20 Y se puso en camino a casa de su padre. Estaba aún distante cuando su padre lo divisó y se enterneció. Corriendo, se le echó al cuello y le besó.
21 El hijo le dijo: Padre, he pecado contra Dios y te he ofendido, ya no merezco llamarme hijo tuyo
22 Pero el padre dijo a sus sirvientes: Enseguida, traigan el mejor vestido y vístanlo; pónganle un anillo en el dedo y sandalias en los pies.
23 Traigan el ternero engordado y mátenlo. Celebremos un banquete.
24 Porque este hijo mío estaba muerto y ha revivido, se había perdido y ha sido encontrado. Y empezaron la fiesta.
25 El hijo mayor estaba en el campo. Cuando se acercaba a casa, oyó música y danzas
26 y llamó a uno de los sirvientes para informarse de lo que pasaba.
27 Le contestó: Es que ha regresado tu hermano y tu padre ha matado el ternero engordado, porque lo ha recobrado sano y salvo.
28 Irritado, se negaba a entrar. Su padre salió a rogarle que entrara.
29 Pero él le respondió: Mira, tantos años llevo sirviéndote, sin desobedecer una orden tuya, y nunca me has dado un cabrito para comérmelo con mis amigos.
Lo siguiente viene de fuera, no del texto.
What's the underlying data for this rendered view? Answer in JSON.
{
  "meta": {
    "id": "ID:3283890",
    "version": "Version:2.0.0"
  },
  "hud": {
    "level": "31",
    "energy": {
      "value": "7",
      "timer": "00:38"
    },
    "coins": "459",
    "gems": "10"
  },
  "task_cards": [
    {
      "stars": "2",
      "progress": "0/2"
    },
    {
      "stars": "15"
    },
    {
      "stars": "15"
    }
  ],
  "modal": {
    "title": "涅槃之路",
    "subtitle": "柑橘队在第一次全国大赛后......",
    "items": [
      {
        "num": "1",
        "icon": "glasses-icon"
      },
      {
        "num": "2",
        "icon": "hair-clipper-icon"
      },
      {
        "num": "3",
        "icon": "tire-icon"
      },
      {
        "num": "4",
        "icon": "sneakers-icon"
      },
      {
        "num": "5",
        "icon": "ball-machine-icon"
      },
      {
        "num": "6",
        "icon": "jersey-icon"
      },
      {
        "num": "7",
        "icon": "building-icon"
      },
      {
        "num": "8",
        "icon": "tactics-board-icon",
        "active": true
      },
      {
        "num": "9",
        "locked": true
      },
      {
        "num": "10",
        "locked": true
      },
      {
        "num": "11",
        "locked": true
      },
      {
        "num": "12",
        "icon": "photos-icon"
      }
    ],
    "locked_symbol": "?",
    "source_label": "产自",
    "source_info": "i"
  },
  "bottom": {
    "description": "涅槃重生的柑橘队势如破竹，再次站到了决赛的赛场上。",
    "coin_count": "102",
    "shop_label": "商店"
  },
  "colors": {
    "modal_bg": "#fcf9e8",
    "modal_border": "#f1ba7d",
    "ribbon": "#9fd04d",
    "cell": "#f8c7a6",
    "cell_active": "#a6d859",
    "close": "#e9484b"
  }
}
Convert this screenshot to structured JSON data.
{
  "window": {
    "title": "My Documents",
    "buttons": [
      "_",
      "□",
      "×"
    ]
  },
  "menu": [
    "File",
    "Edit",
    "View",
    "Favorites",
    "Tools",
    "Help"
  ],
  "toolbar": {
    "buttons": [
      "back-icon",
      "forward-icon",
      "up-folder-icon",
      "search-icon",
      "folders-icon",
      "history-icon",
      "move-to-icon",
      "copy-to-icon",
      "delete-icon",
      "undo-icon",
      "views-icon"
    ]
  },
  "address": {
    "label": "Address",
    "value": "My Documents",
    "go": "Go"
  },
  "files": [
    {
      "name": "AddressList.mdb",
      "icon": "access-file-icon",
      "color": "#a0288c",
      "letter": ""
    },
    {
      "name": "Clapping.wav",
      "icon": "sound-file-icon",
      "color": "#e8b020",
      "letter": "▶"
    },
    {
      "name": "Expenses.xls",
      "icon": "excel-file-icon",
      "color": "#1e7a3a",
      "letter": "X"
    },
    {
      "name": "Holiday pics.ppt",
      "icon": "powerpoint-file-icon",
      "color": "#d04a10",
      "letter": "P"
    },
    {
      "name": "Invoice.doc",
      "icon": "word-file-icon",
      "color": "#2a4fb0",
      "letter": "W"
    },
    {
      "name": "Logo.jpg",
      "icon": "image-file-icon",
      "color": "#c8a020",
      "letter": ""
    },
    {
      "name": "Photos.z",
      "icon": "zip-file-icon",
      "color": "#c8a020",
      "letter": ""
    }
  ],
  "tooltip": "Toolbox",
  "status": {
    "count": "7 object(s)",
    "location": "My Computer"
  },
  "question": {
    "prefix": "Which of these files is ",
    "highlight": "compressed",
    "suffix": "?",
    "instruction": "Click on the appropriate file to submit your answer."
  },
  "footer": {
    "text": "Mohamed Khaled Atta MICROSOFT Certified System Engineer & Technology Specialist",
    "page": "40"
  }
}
30 Pero, cuando ha llegado ese hijo tuyo, que ha gastado tu fortuna con prostitutas, has matado para él el ternero engordado.
31 Le contestó: Hijo, tú estás siempre conmigo y todo lo mío es tuyo.
32 Había que hacer fiesta porque este hermano tuyo estaba muerto y ha revivido, se había perdido y ha sido encontrado
Comentario
El evangelio nos muestra que la misericordia de Dios puede transformar completamente al pecador que se vuelve a Él, haciéndolo nuevo. Lo mismo refleja el profeta Miqueas. Esta novedad va más allá de la experiencia humana, donde, aun tras la reconciliación, pueden quedar resentimientos y culpas. Aunque nos reconciliemos, esos sentimientos pueden recordarnos los errores que nos separaron. Sin una experiencia auténtica de lo nuevo y del perdón, es difícil vivir como verdaderos hijos y hermanos. La fraternidad y sororidad son valores que trascienden las religiones, convirtiéndose en una aspiración universal. Nacen del deseo humano de pertenecer y relacionarse, presente en todo tipo de grupos. Sin embargo, debemos cuidarnos del riesgo de sectarismo en comunidades cerradas. Por eso, apertura, tolerancia e igualdad deben guiar nuestro espíritu. ¿Estamos abiertos a la novedad que Dios nos ofrece cada día? ¿Qué tan buenos hermanos o hermanas somos realmente?
Pensamiento del día.
“Dios es amor que se transforma en misericordia, Jesús busca a los perdidos y de ese modo despierta en ellos la decisión de volver a la casa del Padre” (Alexia Mariño, Colegio Claretiano Lima, Perú).